Glenn Diaz of BuddyTV praised Jeff Perry's character, Thatcher, calling him "the man of the hour," and commended Pompeo's performance, noting, "You gotta love Mer when she's gloomy." He also found Cristina Yang (Sandra Oh) not having a surgery "hilarious" and praised the chemistry between Callie Torres (Sara Ramirez) and Arizona Robbins (Jessica Capshaw).

PopSugar found the episode title fitting and applauded Pompeo's performance, stating they were proud of Meredith's growth, especially in putting Lexie first and offering to donate her liver. They also appreciated Oh's vulnerable side, though they felt the episode was overall "lackluster".

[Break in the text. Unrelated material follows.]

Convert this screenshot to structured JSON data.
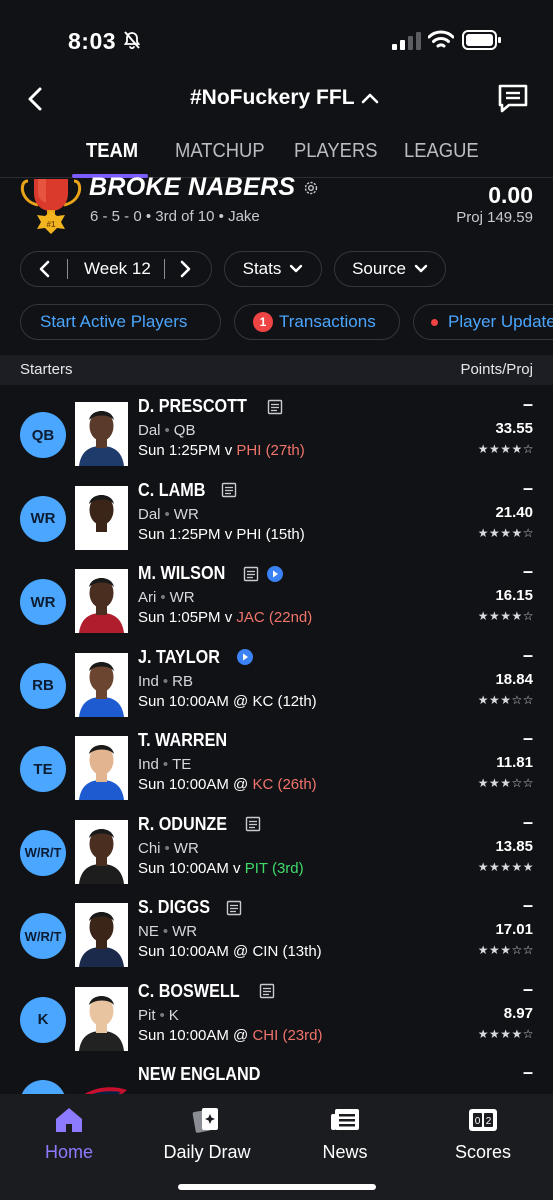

Cinema Blend’s Amanda Krill criticized Cristina's character as "babyish" and "whiny," while TV Guide’s Adam Bryant called the bear scene "one of the funniest moments on TV that week." He also praised the honesty in the Callie-Arizona storyline and highlighted Leigh's performance, despite feeling her speech to Meredith was "a little overwritten." Bryant appreciated the growing bond between Meredith and Lexie, calling it "nice to see."

Michael Pascua of HuffPost gave the episode a positive review, praising how Grey’s Anatomy balanced serious and comedic moments, such as Alex's bear encounter and the old man's penile implant request. Pascua also highlighted Leigh's performance and the well-written storyline of Ralph Waite's character, Irving Waller.